July 01, 2007
Sun No Guarantee Of Adequate Blood Vitamin D

A population of adults in Hawaii who averaged about 29 hours a week of sun exposure still mostly did not have an optimal amount of vitamin D in their blood.

Participants: The study population consisted of 93 adults (30 women and 63 men) with a mean (SEM) age and body mass index of 24.0 yr (0.7) and 23.6 kg/m2 (0.4), respectively. Their self-reported sun exposure was 28.9 (1.5) h/wk, yielding a calculated sun exposure index of 11.1 (0.7).

Main Outcome Measures: Serum 25(OH)D concentration was measured using a precise HPLC assay. Low vitamin D status was defined as a circulating 25(OH)D concentration less than 30 ng/ml.

Results: Mean serum 25(OH)D concentration was 31.6 ng/ml. Using a cutpoint of 30 ng/ml, 51% of this population had low vitamin D status. The highest 25(OH)D concentration was 62 ng/ml.

I wonder what their racial and age breakdown was. First off, darker skinned people will make less vitamin D from a given amount of sun exposure. Second, as skin ages it very likely becomes less efficient at harnessing sun to make vitamin D.

Another report on this study says only about 22 of those hours were without sunscreen on average. But 22 hours a week is a lot more than people get in colder climates except maybe during the summer times.

Another recent study by Paul Lips and colleagues using subjects from the Longitudinal Aging Study Amsterdam found that blood vitamin D below 20 ng/ml was associated with a more rapid decline in physical performance among the elderly.

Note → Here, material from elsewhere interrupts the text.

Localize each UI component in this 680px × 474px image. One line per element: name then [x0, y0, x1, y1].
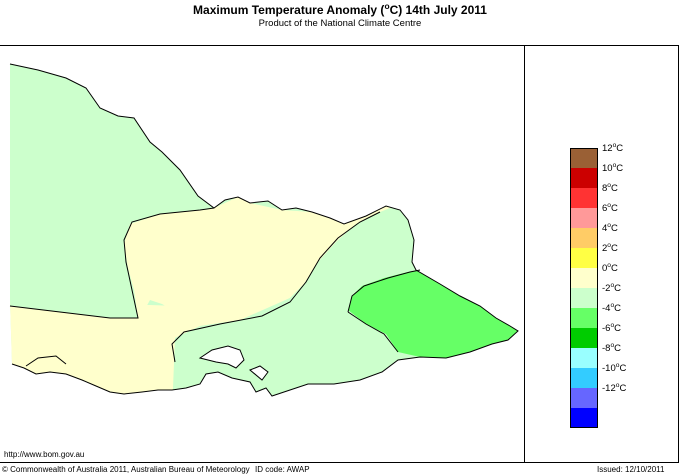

Conclusions: Serum 25-OHD concentrations below 20 ng/ml are associated with poorer physical performance and a greater decline in physical performance in older men and women. Because almost 50% of the population had serum 25-OHD below 20 ng/ml, public health strategies should be aimed at this group.

This doesn't prove a cause and effect. It could be that sicker people get out into the sun less. Or people who get out more exercise more and therefore do a better job of maintaining muscle mass as they age.

Another study from 2005 found that even women receiving anti-osteoporosis therapy do not have enough vitamin D.

Conclusions: More than half of North American women receiving therapy to treat or prevent osteoporosis have vitamin D inadequacy, underscoring the need for improved physician and public education regarding optimization of vitamin D status in this population.

Think about what this says about doctors. These women have crumbling bones. Did the doctors prescribe vitamin D to boost their deficient blood vitamin D levels? Probably not. Yet vitamin D is essential for good bone health.

Share |      Randall Parker, 2007 July 01 05:49 PM  Aging Diet Studies


Comments
rsilvetz said at July 1, 2007 7:07 PM:

We're missing something here. Basically these folks are getting 4 hours of sun per day. That should be much more than enough to get optimal levels of Vitamin D in their bloodstream.

The self-reported aspect of this bothers me the most. I would rather have literally paid them to be lizards for 10 days straight for 4/day with start/end Vitamin D levels.

Take home message remains the same from our previous Vit D excursions. Supplement at the limit, don't lose sleep over it and blood test once to confirm you are at optimal levels.

WebDoc said at July 2, 2007 10:33 PM:

Vit D is always recommended along with Calcium in treatment of Osteoporosis. 200 IU are in each combo pill and with a daily vitamin results in about 800 IU daily. Untill very recently there was little consensus in recommending higher doses. We clearly need to follow Vit D levels in elderly and perhaps need daily doses 5 times what we currently recommend. Many recent articles have demonstrated the need for higher replacement doses. Somewhere between 800 IU and 5000 IU is the right dose. We don't have enough information to recommend replacement levels in the thousands untill we see more data. I am checking 25 OH Vit D levels in many more patients than ever before.

Dragon Horse said at July 3, 2007 6:21 AM:

Randall:

Just curious. Do you know if vitamin D/calcium levels have been shown to effect IQ in a significant way?

JEmerson said at July 3, 2007 9:31 PM:

I'm about as pale as it's possible to be, and this is one of the few times I've actually looked at it as a health benefit. Assuming this is true, my forced supplementation of vitamin D means I may have been getting healthier levels than my sun worshiping friends and family.

rsilvetz said at July 4, 2007 12:39 AM:

Don't count them out yet JEmerson. The preponderance of the evidence does not favor this trial. Extensive review at my old Alma Mater (Boston U) suggests that sun intake is all that is needed. It is unwise to have humans self-report because human self-deception is very high, so one shouldn't really trust this study. Nonetheless, we also have sufficient evidence to say that a couple thousand possibly upto 10K units of Vitamin D are safe, so supplementation is a definite option here.

Randall Parker said at July 4, 2007 9:19 AM:

Dragon Horse,

Don't know whether vitamin D has any IQ effects. Interesting question though.